The National Rifle Association does a pretty good job reminding politicians that the Second Amendment is part of the Constitution. (That's why I am a member, like my daddy before me.)
By contrast, the NRA trips over its boot laces when it tries to get involved in Colorado public lands and wildlife-management issues.
In the April 2008 issue of its magazine American Hunter, Darren LaSorte, NRA-ILA manager of hunting policy, waxes hysterical about the Colorado Wildlife Commission's decision to prohibit black-powder hunters from using rifles with the CVA Electra built-in electronic ignition system.
Why, this single decision is solely responsible for any drop in the percentage of Coloradans who hunt, rants LaSorte from his northern Virginia office.
Evidently Darren LaSorte does not understand the concept of a primitive weapons hunting season.
Archers hunting big game need to be quiet, careful of the wind, and take shots typically from inside 30 yards' range. The difficulty of doing that successfully is one reason why they are given a four-week season, late August to late September.
Meanwhile, hunters with black-power muzzleloading rifles get only eight days (longer on the prairie). In exchange for getting their slice of September--when the elk rut is still in progress--they accept certain limitations. Essentially, their technology is frozen at about 1850 levels: a single-shot rife, no telescopic sights or laser sights, no two-piece sabot bullets, no pre-formed powder pellets, no breach-loading rifles.
But there are always people who want to push the regulatory envelope, and LaSorte supports them, I suppose largely because they might buy ads in his magazine.

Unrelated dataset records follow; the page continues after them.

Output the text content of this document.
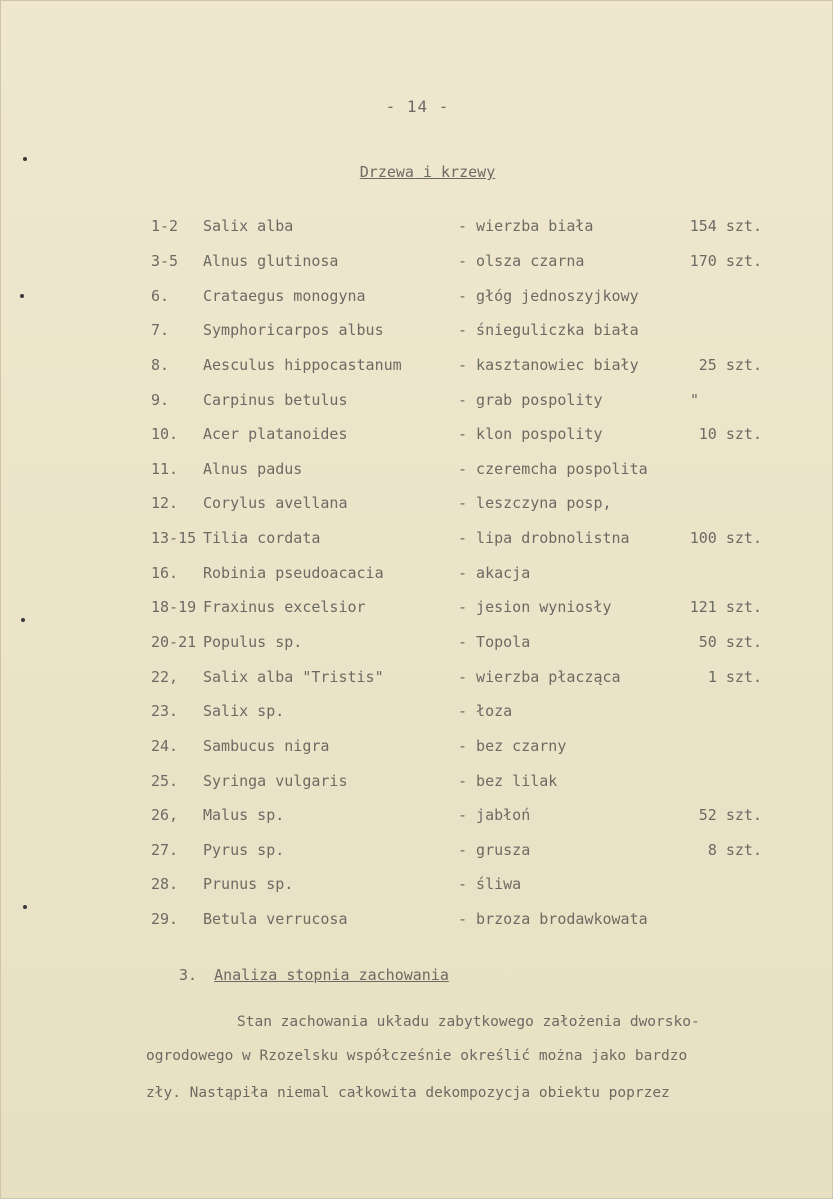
- 14 -
Drzewa i krzewy
1-2 Salix alba	- wierzba biała	154 szt.
3-5 Alnus glutinosa	- olsza czarna	170 szt.
6. Crataegus monogyna	- głóg jednoszyjkowy
7. Symphoricarpos albus	- śnieguliczka biała
8. Aesculus hippocastanum	- kasztanowiec biały	25 szt.
9. Carpinus betulus	- grab pospolity	"
10. Acer platanoides	- klon pospolity	10 szt.
11. Alnus padus	- czeremcha pospolita
12. Corylus avellana	- leszczyna posp,
13-15 Tilia cordata	- lipa drobnolistna	100 szt.
16. Robinia pseudoacacia	- akacja
18-19 Fraxinus excelsior	- jesion wyniosły	121 szt.
20-21 Populus sp.	- Topola	50 szt.
22, Salix alba "Tristis"	- wierzba płacząca	1 szt.
23. Salix sp.	- łoza
24. Sambucus nigra	- bez czarny
25. Syringa vulgaris	- bez lilak
26, Malus sp.	- jabłoń	52 szt.
27. Pyrus sp.	- grusza	8 szt.
28. Prunus sp.	- śliwa
29. Betula verrucosa	- brzoza brodawkowata
3. Analiza stopnia zachowania
Stan zachowania układu zabytkowego założenia dworsko-
ogrodowego w Rzozelsku współcześnie określić można jako bardzo
zły. Nastąpiła niemal całkowita dekompozycja obiektu poprzez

Likewise, the NRA's misinformed clamor over roadless areas might just be connected to the large number of advertising pages purchased by ATV manufacturers. Like we should let Kawasaki dictate America's public-lands management.
These are the problems you see when a very top-down organization tries to jump into local issues where it has little knowledge on the ground.
Groups such as Backcountry Hunters and Anglers, the Colorado Wildlife Federation, or the Theodore Roosevelt Conservation Partnership have much more credibility in wildlife-management issues.